Comment by Barry Starr Subscribed to comments via email

I wonder what this will do to companies like Knome? I think I’ll wait a year or two to have my genome sequenced so i can save some money to send the kids to college!

Barry, I expect Knome will eventually lower its price but it won’t be on par to the figures we’re seeing here. First, there’s gotta be some mark-up on the lab services. Second, the most valuable service companies can offer is personalized reports and other personalized interpretation and plans. Personalization, as Kevin Kelly says, is the eventual aim.

 
Comment by Amber Rost Subscribed to comments via email

Barry,

I market DNA tests and have found the results to be quite invaluable. I was studying and buying supplements based on what was wrong with my parents. But my report came back with “red flags” that were things that went wrong with my grandparents. So
I was wasting time, money and effort on supplements that were probably creating a toxic situation in my body and neglecting areas that desperately needed my attention. Fortunately, my company offers BOTH the test and the supplement customized to my test results. So as a young person I am already affecting my quality of life as a senior. It’s almost like investing early into the 401ks!

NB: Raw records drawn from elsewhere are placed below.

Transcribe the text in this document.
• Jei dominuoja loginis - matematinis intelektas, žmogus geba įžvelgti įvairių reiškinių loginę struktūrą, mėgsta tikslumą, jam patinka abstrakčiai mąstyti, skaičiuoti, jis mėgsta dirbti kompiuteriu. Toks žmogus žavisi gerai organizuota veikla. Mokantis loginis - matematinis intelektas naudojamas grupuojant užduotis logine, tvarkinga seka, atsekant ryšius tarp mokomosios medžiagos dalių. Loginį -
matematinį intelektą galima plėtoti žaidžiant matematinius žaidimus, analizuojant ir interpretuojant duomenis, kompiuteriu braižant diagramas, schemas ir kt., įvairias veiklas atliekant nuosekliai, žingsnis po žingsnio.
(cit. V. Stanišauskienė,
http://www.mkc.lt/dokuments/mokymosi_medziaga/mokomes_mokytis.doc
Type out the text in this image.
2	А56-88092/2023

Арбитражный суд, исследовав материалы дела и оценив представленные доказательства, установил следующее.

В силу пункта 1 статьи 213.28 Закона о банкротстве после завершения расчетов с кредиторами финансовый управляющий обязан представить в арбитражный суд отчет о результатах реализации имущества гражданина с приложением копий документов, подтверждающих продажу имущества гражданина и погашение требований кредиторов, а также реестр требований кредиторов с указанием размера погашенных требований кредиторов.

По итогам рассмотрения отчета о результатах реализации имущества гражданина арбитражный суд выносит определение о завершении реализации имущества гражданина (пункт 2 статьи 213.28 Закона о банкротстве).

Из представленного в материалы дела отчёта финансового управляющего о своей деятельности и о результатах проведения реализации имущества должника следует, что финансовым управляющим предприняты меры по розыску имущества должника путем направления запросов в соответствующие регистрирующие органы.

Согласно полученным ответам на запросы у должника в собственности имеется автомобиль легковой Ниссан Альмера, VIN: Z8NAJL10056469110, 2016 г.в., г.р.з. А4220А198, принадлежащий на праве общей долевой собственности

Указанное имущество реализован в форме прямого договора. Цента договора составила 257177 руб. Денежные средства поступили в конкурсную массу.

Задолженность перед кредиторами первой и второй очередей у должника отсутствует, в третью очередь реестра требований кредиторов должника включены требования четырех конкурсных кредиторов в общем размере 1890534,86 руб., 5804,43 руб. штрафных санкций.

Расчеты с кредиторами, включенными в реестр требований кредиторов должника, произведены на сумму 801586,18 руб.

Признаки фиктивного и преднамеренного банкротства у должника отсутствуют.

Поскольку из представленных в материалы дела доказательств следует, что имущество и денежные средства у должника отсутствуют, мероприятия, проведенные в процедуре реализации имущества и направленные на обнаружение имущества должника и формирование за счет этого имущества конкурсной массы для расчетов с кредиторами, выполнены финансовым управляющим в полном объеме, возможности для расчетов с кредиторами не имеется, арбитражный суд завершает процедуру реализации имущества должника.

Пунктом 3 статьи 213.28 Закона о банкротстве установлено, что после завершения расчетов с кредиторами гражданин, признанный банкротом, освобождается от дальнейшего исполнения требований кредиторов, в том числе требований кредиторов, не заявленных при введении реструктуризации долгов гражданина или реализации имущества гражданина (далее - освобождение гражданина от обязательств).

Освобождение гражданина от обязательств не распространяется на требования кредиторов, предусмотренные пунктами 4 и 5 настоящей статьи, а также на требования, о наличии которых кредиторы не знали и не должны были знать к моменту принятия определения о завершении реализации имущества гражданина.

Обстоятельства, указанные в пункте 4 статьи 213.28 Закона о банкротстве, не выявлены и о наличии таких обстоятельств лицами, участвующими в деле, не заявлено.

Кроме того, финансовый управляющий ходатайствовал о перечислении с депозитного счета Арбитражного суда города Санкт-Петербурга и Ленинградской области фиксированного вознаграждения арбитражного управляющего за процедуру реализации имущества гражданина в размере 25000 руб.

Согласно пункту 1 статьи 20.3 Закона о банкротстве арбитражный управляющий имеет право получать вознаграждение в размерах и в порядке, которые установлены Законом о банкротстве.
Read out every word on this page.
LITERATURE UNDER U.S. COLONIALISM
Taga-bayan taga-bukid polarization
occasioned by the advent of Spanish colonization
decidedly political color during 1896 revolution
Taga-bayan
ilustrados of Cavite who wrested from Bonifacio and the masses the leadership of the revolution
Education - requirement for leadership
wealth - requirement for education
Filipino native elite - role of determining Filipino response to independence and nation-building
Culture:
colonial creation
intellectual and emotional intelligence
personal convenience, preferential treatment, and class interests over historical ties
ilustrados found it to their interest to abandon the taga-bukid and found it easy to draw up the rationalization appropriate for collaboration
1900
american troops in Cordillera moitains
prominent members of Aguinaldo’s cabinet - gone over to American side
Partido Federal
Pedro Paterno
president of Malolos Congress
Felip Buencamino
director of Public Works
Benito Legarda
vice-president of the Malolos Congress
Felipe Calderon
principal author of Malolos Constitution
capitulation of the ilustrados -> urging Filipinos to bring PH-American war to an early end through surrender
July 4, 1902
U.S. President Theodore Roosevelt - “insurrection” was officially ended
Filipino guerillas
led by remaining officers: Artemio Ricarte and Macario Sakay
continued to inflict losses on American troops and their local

Hope this helps and I’d love to hear your feedback.

Amber Rost

 
 

[...] You can find more on the dropping cost of re-sequencing on Eye on DNA: Whole Genome Sequencing Costs Continue to Drop. [...]

 

[...] You can find more on the dropping cost of re-sequencing on Eye on DNA: Whole Genome Sequencing Costs Continue to Drop. [...]

 
Comment by online doctor

A lot of DNA sequencing going on indeed. However, it really is an exciting opportunity as the author in the article you suggested said. Its up to all of us (doctors and patients) to make sure that teachable moment is realized.